II. L’appréciation concrète d’une urgence professionnelle et personnelle
A. La rareté de l’opportunité de recrutement et l’imminence de la sélection
L’article L. 521-1 du code de justice administrative subordonne la suspension à une urgence appréciée au regard des intérêts en cause. Le juge des référés rappelle que l’urgence « justifie que soit prononcée la suspension d’une décision administrative lorsque l’exécution de celle-ci porte atteinte, de manière suffisamment grave et immédiate, à un intérêt public, à la situation du requérant ou aux intérêts qu’il entend défendre ». L’examen est concret. Il prend en compte les justifications produites par le requérant.

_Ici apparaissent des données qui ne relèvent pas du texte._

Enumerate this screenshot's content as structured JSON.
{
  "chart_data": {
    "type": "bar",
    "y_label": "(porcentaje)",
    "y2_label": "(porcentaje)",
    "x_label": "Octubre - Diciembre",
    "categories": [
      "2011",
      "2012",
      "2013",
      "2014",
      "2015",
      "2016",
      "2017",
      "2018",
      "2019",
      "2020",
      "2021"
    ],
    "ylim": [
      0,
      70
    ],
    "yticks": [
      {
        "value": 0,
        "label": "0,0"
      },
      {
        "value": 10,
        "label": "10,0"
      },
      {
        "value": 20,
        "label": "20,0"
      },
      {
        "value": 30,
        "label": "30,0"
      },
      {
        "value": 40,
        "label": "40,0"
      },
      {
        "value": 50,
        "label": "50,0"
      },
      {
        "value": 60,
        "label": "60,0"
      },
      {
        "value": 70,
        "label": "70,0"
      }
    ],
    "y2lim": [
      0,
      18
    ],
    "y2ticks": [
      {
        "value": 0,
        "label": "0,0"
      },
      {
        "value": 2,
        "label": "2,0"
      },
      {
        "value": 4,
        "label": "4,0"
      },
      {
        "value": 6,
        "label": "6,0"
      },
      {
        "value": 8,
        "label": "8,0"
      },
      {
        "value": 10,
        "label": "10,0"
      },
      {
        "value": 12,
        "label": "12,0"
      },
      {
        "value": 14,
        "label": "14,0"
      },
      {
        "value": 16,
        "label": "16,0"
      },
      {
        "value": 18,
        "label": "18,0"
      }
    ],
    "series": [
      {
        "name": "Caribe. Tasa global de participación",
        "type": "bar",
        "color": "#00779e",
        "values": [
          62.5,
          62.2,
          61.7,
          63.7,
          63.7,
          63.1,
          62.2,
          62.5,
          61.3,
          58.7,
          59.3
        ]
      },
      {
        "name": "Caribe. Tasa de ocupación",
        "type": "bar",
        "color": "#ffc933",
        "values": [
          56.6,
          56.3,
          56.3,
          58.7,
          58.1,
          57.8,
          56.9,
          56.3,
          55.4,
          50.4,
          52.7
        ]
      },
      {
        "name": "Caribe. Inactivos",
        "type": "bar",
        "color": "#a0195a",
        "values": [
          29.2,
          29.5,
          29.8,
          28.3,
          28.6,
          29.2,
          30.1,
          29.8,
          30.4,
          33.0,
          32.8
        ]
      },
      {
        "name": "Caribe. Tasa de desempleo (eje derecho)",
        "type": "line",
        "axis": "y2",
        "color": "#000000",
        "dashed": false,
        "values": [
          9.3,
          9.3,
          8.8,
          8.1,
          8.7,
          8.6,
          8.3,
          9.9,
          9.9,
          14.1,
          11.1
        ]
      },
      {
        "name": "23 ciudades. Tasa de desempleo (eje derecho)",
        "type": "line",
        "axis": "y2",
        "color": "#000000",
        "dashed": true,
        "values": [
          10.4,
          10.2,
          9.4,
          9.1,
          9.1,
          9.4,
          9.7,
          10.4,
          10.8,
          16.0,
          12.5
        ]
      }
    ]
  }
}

Dans l’espèce commentée, deux circonstances objectives concourent à caractériser la gravité immédiate de l’atteinte. L’imminence de la sélection, fixée au 4 mai 2026, prive la décision d’irrecevabilité de toute perspective utile de contestation au fond avant l’échéance. La rareté des postes ouverts dans la discipline considérée rend par ailleurs improbable la survenance, dans les prochaines années, d’une opportunité équivalente au siège de l’université. La conjonction d’une échéance proche et de l’absence de solution de rechange forme l’armature classique d’une urgence retenue en matière d’accès aux concours.
B. L’ancrage familial et personnel comme élément aggravant de l’atteinte
À ces données professionnelles s’ajoutent les éléments tirés de la vie personnelle de la candidate. Celle-ci a acquis un logement au siège de l’université, y scolarise ses deux jeunes enfants dans le primaire et a obtenu un hébergement en établissement pour y faire venir sa mère âgée. Le juge des référés en déduit, dans « les circonstances particulières de l’espèce », une atteinte « suffisamment grave et immédiate » à la situation de la requérante. Ces éléments ne constituent pas, par eux-mêmes, des griefs autonomes contre la décision attaquée. Ils traduisent l’impossibilité concrète, pour l’intéressée, de relocaliser son projet de carrière sans rompre des attaches familiales pesantes.
La solution illustre la souplesse de l’appréciation de l’urgence en matière de référé-suspension. Le juge ne s’arrête pas aux seuls effets juridiques de la décision contestée. Il intègre les conséquences personnelles et familiales que son maintien produirait sur le requérant. La portée de l’ordonnance dépasse ainsi le cas particulier. Elle confirme une lecture humaine de l’urgence, attentive à l’ensemble des intérêts légitimes du candidat évincé. Reste à savoir si la juridiction de fond, saisie du recours en annulation, partagera la lecture extensive donnée au c) de l’article 19, ou si elle réservera au seul examen du référé cette appréciation matérielle de la pièce justificative.